Will the assembly elections in 2017 play a part in increasing the representation of women in Indian politics? I am not very optimistic.
Just pick up the list of candidates and you will realize what I am saying. Most of the ‘winnable’ women candidates come from political families. They are being fielded so that another seat comes into the family fold. Over three-and-a-half decades of political reporting I have always felt that many women who are made to file nominations from certain constituencies cannot even retain their deposits. Their name is used to split the votes going to political opponents of their family members. If women from political families are considered ‘winnable’, how does one perceive women who are forced to be scapegoats of other’s ambitions, owing to their humble background?
In many villages of Uttar Pradesh, where women are village panchayat chiefs, their husbands introduce themselves as ‘pradhan pati’ (husband of the panchayat chief). These are men who could not contest on their own owing to women’s reservation, but fielded their wives instead. They still want to confine women to the four walls of their homes. Can there be a bigger betrayal of democracy than this?

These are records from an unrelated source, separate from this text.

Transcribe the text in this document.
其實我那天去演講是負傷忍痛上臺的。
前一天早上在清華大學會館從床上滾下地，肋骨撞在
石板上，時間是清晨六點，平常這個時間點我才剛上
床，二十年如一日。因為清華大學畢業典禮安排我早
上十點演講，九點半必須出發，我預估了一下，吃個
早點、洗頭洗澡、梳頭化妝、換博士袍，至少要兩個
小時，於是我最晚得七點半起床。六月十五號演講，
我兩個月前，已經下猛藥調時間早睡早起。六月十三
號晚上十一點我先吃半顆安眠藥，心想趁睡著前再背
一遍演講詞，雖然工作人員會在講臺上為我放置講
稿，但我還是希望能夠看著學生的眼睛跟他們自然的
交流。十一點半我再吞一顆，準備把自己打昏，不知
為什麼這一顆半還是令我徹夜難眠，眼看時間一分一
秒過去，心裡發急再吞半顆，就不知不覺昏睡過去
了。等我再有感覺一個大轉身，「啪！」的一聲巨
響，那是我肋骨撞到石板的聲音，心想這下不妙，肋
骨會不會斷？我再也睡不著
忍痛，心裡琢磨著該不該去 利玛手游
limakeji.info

This is the situation in Uttar Pradesh that prided itself as a role model for women’s emancipation many decades ago.
The country’s first woman chief minister was Sucheta Kriplani in UP. She presided over the largest state in the country from 1963 to 1967. She was married to Acharya J.B. Kriplani. Kriplani was an opponent of the Congress and his wife was the chief minister from the same party. What can be a better example of democracy within a family? The same state also gave us Indira Gandhi, the only woman prime minister of the country so far. This is the state from where Congress national president Sonia Gandhi has been elected to Parliament. Mayawati, one of the leading contenders in these assembly elections, has many records to her name. Not only was she the first Dalit chief minister, she has also set a record by becoming chief minister four times.
For how long will the first democracy in the history of the world to bestow equal voting rights upon women keep preening about its glorious past? We have to get into the habit of setting new records.
Shashi Shekhar is editor-in-chief, Hindustan.